We also disagree with Alston’s argument that the government failed to disprove his justification defense beyond a reasonable doubt. First, as noted above, the government’s burden of proof in supervised-release proceedings is preponderance of the evidence, not proof beyond a reasonable doubt. See Meeks, 25 F.3d at 1123. Second, the government proved to the satisfaction of the District Court that (1) Alston “had already pulled out the blade before he was shoved by [the stabbing victim],” Order at 3, (2) Alston “had other options [aside from stabbing and cutting the unarmed victims], most notably, he could have retreated from the escalating argument,” id. at 8, and (3) Alston did not face “any threat of deadly physical force to himself or others,” id. This showing was sufficient to disprove by a prepon*477derance of the evidence Alston’s justification defense. Although the District Court appears to have incorrectly assumed that it was Alston’s burden to prove justification, the evidence so strongly precludes a justification defense that the error was harmless.

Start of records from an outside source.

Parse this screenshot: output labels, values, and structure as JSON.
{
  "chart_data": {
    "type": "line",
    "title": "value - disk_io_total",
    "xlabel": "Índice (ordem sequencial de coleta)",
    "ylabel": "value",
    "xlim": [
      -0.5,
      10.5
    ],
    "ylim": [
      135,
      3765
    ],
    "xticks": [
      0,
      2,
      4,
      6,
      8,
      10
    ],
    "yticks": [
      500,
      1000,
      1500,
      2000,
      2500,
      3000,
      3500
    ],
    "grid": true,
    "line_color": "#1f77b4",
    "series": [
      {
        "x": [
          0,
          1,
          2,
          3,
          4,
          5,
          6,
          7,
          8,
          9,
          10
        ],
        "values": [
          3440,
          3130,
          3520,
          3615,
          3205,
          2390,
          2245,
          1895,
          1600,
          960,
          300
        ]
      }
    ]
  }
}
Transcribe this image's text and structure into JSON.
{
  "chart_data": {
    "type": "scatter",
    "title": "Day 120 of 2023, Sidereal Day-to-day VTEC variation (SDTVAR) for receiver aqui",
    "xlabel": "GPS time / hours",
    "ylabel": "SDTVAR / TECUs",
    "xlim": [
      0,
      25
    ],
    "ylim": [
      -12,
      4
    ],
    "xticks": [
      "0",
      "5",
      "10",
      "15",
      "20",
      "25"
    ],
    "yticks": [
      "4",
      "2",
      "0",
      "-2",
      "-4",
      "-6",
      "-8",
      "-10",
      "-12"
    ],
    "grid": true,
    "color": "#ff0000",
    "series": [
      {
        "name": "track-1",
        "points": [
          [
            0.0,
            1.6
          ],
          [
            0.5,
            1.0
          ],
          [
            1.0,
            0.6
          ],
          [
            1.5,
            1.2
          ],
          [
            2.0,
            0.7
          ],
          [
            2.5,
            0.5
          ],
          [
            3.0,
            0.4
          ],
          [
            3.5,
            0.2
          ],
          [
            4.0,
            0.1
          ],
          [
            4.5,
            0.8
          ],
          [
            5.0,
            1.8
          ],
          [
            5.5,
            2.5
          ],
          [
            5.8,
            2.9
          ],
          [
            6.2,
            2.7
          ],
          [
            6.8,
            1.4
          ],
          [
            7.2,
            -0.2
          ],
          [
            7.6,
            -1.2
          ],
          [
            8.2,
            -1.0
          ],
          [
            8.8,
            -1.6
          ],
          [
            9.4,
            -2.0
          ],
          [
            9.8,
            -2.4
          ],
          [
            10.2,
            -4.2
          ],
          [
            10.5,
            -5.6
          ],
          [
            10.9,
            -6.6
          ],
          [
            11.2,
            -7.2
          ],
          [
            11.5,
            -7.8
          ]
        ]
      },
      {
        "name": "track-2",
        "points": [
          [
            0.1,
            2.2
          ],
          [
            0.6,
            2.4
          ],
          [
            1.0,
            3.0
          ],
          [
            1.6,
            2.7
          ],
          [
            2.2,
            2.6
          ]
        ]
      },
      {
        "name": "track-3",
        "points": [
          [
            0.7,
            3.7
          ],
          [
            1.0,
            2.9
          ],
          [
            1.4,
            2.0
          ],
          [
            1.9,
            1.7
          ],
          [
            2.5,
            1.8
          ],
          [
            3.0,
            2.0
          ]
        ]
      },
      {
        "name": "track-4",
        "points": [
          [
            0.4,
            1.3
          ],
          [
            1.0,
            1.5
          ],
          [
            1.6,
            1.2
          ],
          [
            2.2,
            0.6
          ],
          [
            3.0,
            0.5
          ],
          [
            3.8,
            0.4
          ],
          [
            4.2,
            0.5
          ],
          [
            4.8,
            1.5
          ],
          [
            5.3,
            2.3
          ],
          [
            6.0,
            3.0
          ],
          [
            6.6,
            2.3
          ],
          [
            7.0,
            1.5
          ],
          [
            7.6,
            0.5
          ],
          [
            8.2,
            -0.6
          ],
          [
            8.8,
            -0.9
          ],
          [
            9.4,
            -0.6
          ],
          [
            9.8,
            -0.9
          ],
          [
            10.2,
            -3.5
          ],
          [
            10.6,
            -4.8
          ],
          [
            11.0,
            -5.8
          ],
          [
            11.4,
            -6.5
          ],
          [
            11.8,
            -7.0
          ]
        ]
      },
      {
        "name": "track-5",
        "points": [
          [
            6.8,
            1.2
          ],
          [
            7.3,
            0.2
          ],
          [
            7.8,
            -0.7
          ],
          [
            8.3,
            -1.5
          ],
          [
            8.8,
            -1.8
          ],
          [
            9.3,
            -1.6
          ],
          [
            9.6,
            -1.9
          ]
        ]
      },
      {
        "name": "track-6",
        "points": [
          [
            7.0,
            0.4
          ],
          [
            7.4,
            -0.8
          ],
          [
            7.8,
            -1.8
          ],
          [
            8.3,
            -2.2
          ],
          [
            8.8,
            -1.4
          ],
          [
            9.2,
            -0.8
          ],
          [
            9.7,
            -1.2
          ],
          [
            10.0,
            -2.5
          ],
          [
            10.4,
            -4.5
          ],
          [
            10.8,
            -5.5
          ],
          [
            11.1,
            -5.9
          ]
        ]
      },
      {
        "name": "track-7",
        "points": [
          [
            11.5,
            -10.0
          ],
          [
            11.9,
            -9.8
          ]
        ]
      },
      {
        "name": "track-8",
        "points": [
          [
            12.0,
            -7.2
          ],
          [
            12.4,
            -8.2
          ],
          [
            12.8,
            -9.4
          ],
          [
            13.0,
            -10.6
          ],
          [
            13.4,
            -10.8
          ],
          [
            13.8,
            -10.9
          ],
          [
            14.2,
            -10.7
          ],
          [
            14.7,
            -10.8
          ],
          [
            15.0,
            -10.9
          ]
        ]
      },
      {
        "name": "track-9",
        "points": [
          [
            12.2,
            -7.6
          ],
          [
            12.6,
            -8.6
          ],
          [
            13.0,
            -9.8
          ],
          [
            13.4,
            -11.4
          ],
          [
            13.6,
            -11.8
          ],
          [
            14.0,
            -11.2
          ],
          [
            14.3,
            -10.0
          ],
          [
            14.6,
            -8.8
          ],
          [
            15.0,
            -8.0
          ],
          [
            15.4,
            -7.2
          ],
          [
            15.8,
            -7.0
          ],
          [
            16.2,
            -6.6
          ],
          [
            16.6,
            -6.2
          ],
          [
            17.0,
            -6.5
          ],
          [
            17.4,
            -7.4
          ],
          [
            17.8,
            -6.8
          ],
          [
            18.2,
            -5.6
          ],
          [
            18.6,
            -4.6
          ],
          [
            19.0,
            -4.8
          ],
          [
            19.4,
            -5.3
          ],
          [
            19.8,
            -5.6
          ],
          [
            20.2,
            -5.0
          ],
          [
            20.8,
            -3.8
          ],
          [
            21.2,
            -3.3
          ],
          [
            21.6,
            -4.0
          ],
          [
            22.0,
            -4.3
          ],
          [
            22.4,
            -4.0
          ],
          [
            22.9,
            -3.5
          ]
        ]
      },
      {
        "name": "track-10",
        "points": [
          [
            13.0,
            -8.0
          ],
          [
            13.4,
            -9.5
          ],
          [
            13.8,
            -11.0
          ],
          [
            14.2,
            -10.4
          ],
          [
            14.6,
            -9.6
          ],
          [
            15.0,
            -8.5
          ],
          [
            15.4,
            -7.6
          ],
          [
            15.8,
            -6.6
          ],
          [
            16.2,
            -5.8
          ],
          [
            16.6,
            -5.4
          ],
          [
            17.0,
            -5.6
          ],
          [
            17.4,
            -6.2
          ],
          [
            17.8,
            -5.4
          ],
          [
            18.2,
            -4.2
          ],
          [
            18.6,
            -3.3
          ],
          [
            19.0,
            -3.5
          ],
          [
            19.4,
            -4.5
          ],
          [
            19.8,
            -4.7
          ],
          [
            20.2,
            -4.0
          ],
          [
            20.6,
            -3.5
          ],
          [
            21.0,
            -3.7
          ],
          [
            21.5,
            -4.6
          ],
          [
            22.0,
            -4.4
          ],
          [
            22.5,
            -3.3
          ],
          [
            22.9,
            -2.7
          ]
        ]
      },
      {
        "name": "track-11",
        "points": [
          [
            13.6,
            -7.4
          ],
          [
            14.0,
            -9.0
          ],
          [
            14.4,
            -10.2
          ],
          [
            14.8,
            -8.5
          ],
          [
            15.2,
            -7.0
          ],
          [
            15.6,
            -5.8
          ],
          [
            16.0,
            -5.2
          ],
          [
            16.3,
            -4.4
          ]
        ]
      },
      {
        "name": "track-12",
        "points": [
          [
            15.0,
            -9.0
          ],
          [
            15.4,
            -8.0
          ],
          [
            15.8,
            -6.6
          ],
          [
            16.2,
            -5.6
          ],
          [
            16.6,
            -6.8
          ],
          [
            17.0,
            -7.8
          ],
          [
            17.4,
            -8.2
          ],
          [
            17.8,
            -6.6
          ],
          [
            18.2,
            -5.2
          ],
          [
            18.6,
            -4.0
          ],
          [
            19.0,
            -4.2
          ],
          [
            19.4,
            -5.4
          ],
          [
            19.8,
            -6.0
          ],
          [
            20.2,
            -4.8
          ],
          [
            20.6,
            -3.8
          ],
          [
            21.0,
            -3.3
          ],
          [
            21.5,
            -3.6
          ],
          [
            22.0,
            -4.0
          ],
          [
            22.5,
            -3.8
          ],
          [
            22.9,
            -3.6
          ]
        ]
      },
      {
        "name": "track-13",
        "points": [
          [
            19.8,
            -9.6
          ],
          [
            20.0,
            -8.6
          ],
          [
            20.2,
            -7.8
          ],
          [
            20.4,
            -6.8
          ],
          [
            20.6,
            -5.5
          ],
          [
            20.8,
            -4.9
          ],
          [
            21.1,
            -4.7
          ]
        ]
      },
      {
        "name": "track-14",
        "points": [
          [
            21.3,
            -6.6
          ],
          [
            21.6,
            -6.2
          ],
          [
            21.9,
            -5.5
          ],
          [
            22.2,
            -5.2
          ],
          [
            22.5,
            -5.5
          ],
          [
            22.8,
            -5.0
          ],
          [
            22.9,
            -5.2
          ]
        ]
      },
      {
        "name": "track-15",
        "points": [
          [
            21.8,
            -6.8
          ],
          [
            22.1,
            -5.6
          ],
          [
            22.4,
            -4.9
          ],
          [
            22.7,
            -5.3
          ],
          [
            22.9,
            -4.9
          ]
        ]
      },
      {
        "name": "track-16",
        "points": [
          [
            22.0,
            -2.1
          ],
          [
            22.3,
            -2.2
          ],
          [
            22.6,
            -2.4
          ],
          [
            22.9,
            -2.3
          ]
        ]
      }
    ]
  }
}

We also reject Alston’s contention that the knife he used to stab one victim and cut another is not a “dangerous weapon.” Appellant’s Br. 21. Under New York law, any “instrument, article or substance, no matter how innocuous it may appear to be when used for its legitimate purpose, becomes a dangerous instrument when it is used in a manner which renders it readily capable of causing serious physical injury.” People v. Carter, 53 N.Y.2d 113, 116, 440 N.Y.S.2d 607, 423 N.E.2d 30 (1981); see also People v. Owusu, 93 N.Y.2d 398, 401, 690 N.Y.S.2d 863, 712 N.E.2d 1228 (1999) (“The Penal Law and our jurisprudence have long recognized that how an object is used determines if it is ‘dangerous.’ ”). Our Court also looks to the use made of an object in order to determine whether it is a “dangerous weapon.” See, e.g., United States v. Matthews, 106 F.3d 1092, 1095 (2d Cir.1997) (“[Vjirtually any object ... can qualify as a dangerous weapon depending on how it is wielded in the circumstances.”). Assuming for the argument that Alston’s knife is nothing more than a “fishing knife,” Appellant’s Br. 21, the use to which he put that knife and the injuries he caused — for one victim, a three-inch puncture wound in “an area where vital organs are located,” Order at 6, and a cut requiring eleven stitches, for another, id. at 7 — demonstrates that the knife, as wielded by Alston, was a dangerous weapon.
Because we see no merit in any of Alston’s challenges to the determination of the District Court that he violated the terms of his supervised release, we AFFIRM the judgment of the District Court.